Luisa, an international student from Mexico, said: “Most of the student visas of people graduating this year expire around October 2020, so you have to leave the UK by that date. Therefore, if graduation was to occur after that date, what we would have to do is fly back to our home countries and then come back as a tourist, rather than a student, which obviously is quite expensive and not everyone can afford.”
Luisa continued to say that she feels overall, the University has been poor in providing support to international students.
“In terms of Cardiff Uni, with the exception of releasing information about Chinese students, they haven’t sent any emails specifically addressing how international students can cope with this situation. For example, in my current situation, I can technically still fly back to Mexico because the border is not closed yet. However, since online teaching is still going on, I am very confused as how I would attend seminars online if I was in Mexico with a six hour time difference.
“So for me, I’m just going to stay here for now, but as you can understand it is having a huge toll on myself to have to deal with all the uncertainty with my family on the other side of the globe.”

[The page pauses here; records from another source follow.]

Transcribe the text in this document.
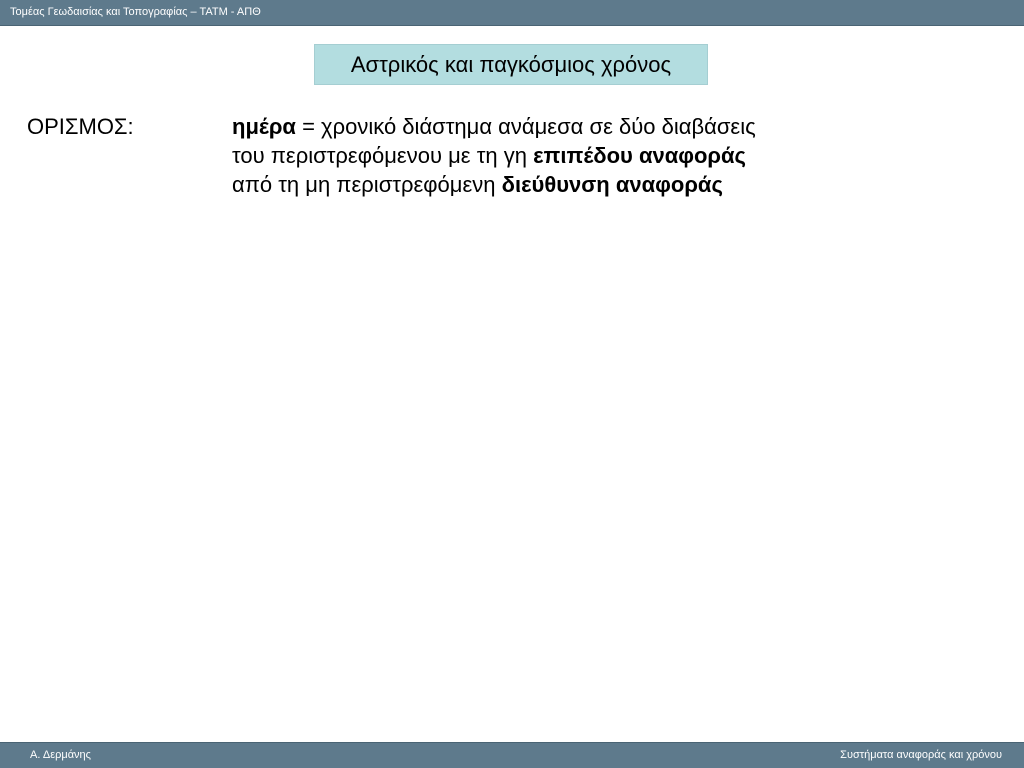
Τομέας Γεωδαισίας και Τοπογραφίας – ΤΑΤΜ - ΑΠΘ
Αστρικός και παγκόσμιος χρόνος
ΟΡΙΣΜΟΣ:	ημέρα = χρονικό διάστημα ανάμεσα σε δύο διαβάσεις
του περιστρεφόμενου με τη γη επιπέδου αναφοράς
από τη μη περιστρεφόμενη διεύθυνση αναφοράς
Α. Δερμάνης	Συστήματα αναφοράς και χρόνου
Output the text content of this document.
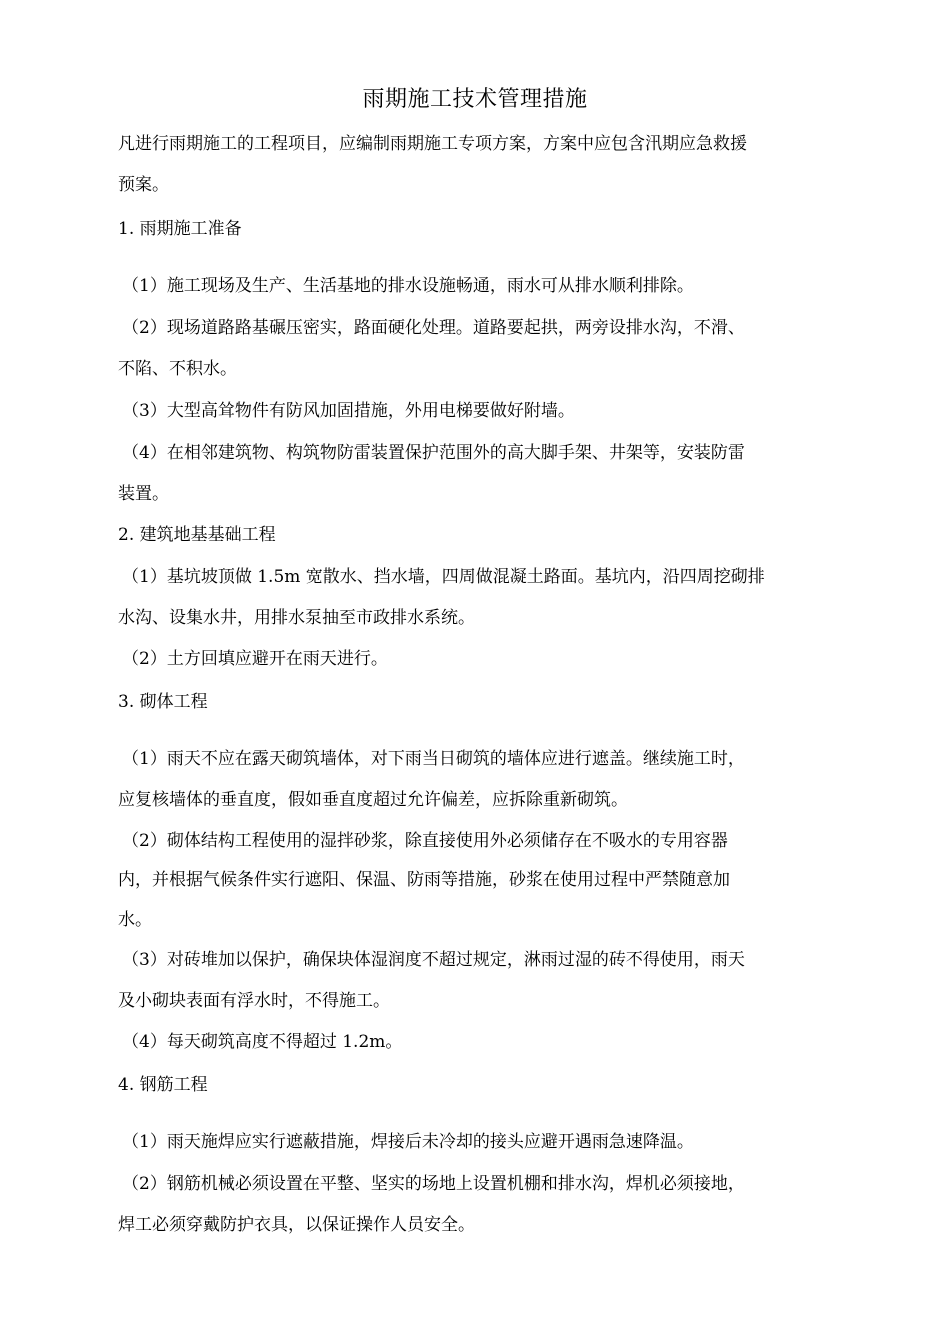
雨期施工技术管理措施
凡进行雨期施工的工程项目，应编制雨期施工专项方案，方案中应包含汛期应急救援
预案。
1. 雨期施工准备
（1）施工现场及生产、生活基地的排水设施畅通，雨水可从排水顺利排除。
（2）现场道路路基碾压密实，路面硬化处理。道路要起拱，两旁设排水沟，不滑、
不陷、不积水。
（3）大型高耸物件有防风加固措施，外用电梯要做好附墙。
（4）在相邻建筑物、构筑物防雷装置保护范围外的高大脚手架、井架等，安装防雷
装置。
2. 建筑地基基础工程
（1）基坑坡顶做 1.5m 宽散水、挡水墙，四周做混凝土路面。基坑内，沿四周挖砌排
水沟、设集水井，用排水泵抽至市政排水系统。
（2）土方回填应避开在雨天进行。
3. 砌体工程
（1）雨天不应在露天砌筑墙体，对下雨当日砌筑的墙体应进行遮盖。继续施工时，
应复核墙体的垂直度，假如垂直度超过允许偏差，应拆除重新砌筑。
（2）砌体结构工程使用的湿拌砂浆，除直接使用外必须储存在不吸水的专用容器
内，并根据气候条件实行遮阳、保温、防雨等措施，砂浆在使用过程中严禁随意加
水。
（3）对砖堆加以保护，确保块体湿润度不超过规定，淋雨过湿的砖不得使用，雨天
及小砌块表面有浮水时，不得施工。
（4）每天砌筑高度不得超过 1.2m。
4. 钢筋工程
（1）雨天施焊应实行遮蔽措施，焊接后未冷却的接头应避开遇雨急速降温。
（2）钢筋机械必须设置在平整、坚实的场地上设置机棚和排水沟，焊机必须接地，
焊工必须穿戴防护衣具，以保证操作人员安全。
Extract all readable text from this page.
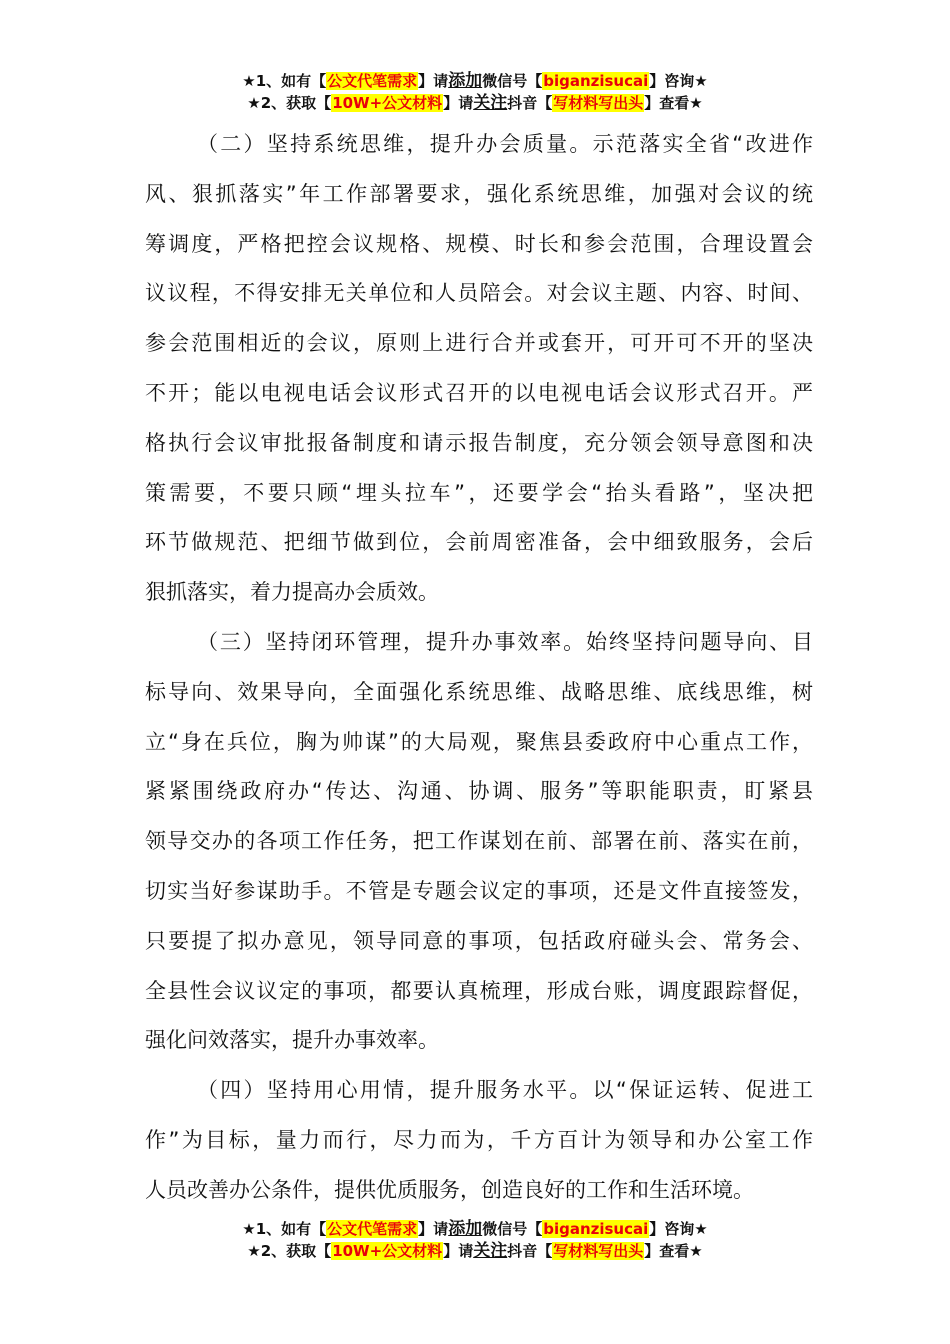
★1、如有【公文代笔需求】请添加微信号【biganzisucai】咨询★
★2、获取【10W+公文材料】请关注抖音【写材料写出头】查看★
（二）坚持系统思维，提升办会质量。示范落实全省“改进作
风、狠抓落实”年工作部署要求，强化系统思维，加强对会议的统
筹调度，严格把控会议规格、规模、时长和参会范围，合理设置会
议议程，不得安排无关单位和人员陪会。对会议主题、内容、时间、
参会范围相近的会议，原则上进行合并或套开，可开可不开的坚决
不开；能以电视电话会议形式召开的以电视电话会议形式召开。严
格执行会议审批报备制度和请示报告制度，充分领会领导意图和决
策需要，不要只顾“埋头拉车”，还要学会“抬头看路”，坚决把
环节做规范、把细节做到位，会前周密准备，会中细致服务，会后
狠抓落实，着力提高办会质效。
（三）坚持闭环管理，提升办事效率。始终坚持问题导向、目
标导向、效果导向，全面强化系统思维、战略思维、底线思维，树
立“身在兵位，胸为帅谋”的大局观，聚焦县委政府中心重点工作，
紧紧围绕政府办“传达、沟通、协调、服务”等职能职责，盯紧县
领导交办的各项工作任务，把工作谋划在前、部署在前、落实在前，
切实当好参谋助手。不管是专题会议定的事项，还是文件直接签发，
只要提了拟办意见，领导同意的事项，包括政府碰头会、常务会、
全县性会议议定的事项，都要认真梳理，形成台账，调度跟踪督促，
强化问效落实，提升办事效率。
（四）坚持用心用情，提升服务水平。以“保证运转、促进工
作”为目标，量力而行，尽力而为，千方百计为领导和办公室工作
人员改善办公条件，提供优质服务，创造良好的工作和生活环境。
★1、如有【公文代笔需求】请添加微信号【biganzisucai】咨询★
★2、获取【10W+公文材料】请关注抖音【写材料写出头】查看★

In response to Luisa’s comments, a Cardiff University spokesperson said: “We’re living through unprecedented events whose course is very difficult to predict.
“What we do know is that life will not be the same for a period of weeks and months, and that we are all having to make changes that would have been inconceivable only a few days ago.
“It is with deep regret that we have decided to postpone the summer 2020 graduation ceremonies.
“We appreciate this news will be disappointing but we can assure you that this decision has not been taken lightly…All students will have the opportunity to celebrate with us on a future occasion.”